The Chambers Standard Reference Dictionary is a common source for many crossword suppliers and setters generally, who might also specify the edition – 13th edition being the latest.

The Chambers Word Wizard has the words in the Chambers Dictionary. This is very useful when working at a computer. It is fast but not always an accurate reflection of the printed version. It’s best to check with the printed version, particularly when designing grids or writing clues.

The Word Wizard has a partial word find which is very useful for finding words which fit when you have some of the letters of a solution. This is much faster than trawling through a printed dictionary. But you do miss out on coming across interesting words which do not fit. It also supplies anagrams when you get fed up!

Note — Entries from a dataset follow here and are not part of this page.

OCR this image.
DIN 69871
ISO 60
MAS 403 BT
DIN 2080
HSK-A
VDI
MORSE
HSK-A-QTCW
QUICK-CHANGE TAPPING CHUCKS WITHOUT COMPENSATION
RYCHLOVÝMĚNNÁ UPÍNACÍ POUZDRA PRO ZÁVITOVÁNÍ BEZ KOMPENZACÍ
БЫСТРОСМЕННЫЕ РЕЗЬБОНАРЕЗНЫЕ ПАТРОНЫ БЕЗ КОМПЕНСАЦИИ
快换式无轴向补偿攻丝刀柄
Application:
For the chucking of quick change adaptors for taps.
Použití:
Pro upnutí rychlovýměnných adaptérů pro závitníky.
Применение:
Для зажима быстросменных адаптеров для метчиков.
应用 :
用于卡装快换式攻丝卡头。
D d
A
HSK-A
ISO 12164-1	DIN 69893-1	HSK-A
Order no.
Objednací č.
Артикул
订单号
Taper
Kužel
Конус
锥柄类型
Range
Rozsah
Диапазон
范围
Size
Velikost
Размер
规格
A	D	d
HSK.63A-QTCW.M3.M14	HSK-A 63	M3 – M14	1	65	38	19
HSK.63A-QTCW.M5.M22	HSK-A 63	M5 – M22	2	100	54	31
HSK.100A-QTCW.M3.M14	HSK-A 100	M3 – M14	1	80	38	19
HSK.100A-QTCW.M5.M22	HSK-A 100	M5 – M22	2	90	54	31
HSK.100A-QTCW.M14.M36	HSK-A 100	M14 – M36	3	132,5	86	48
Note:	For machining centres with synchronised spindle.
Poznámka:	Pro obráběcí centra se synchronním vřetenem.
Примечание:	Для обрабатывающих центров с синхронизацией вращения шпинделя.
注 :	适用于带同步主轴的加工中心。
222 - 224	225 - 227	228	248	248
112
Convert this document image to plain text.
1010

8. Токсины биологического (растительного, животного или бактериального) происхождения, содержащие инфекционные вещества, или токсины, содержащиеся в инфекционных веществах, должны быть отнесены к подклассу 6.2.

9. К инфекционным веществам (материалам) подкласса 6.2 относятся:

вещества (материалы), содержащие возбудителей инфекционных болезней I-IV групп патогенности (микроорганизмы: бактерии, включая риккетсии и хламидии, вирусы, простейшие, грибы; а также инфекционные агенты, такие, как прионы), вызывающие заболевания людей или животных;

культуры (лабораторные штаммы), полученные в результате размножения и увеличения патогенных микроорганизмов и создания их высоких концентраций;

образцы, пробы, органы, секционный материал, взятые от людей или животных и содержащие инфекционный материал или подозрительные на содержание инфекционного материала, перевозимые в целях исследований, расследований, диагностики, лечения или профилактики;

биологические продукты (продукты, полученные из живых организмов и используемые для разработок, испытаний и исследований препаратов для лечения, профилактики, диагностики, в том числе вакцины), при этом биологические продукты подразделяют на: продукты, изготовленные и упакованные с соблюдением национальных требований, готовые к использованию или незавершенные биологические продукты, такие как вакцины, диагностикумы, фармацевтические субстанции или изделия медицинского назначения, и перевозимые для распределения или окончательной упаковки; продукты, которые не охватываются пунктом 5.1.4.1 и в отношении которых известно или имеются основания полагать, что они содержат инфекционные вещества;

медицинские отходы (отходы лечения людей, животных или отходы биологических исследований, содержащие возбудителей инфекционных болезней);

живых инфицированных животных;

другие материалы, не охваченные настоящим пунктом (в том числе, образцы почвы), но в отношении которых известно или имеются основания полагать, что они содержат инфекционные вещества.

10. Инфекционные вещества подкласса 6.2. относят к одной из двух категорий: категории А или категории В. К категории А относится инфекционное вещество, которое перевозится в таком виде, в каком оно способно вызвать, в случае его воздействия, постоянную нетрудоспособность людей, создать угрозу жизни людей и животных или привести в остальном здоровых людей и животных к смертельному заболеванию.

Collins and Oxford Dictionary of English are both online (choose the UK option). These are free to use. Collins is the reference source for The Times. With over a million definitions it has more proper nouns than Chambers.

OneLook Dictionary has several million words with many more proper nouns and words from dictionaries around the world, including the interesting Urban Dictionary. It does not include Chambers. OneLook also has a partial word find.

Peter Biddlecombe, formidable solver and Sunday Times Crossword Editor (excellent crossword with a clue writing competition), presents useful advice and a booklist on his cryptic crossword bookshelf.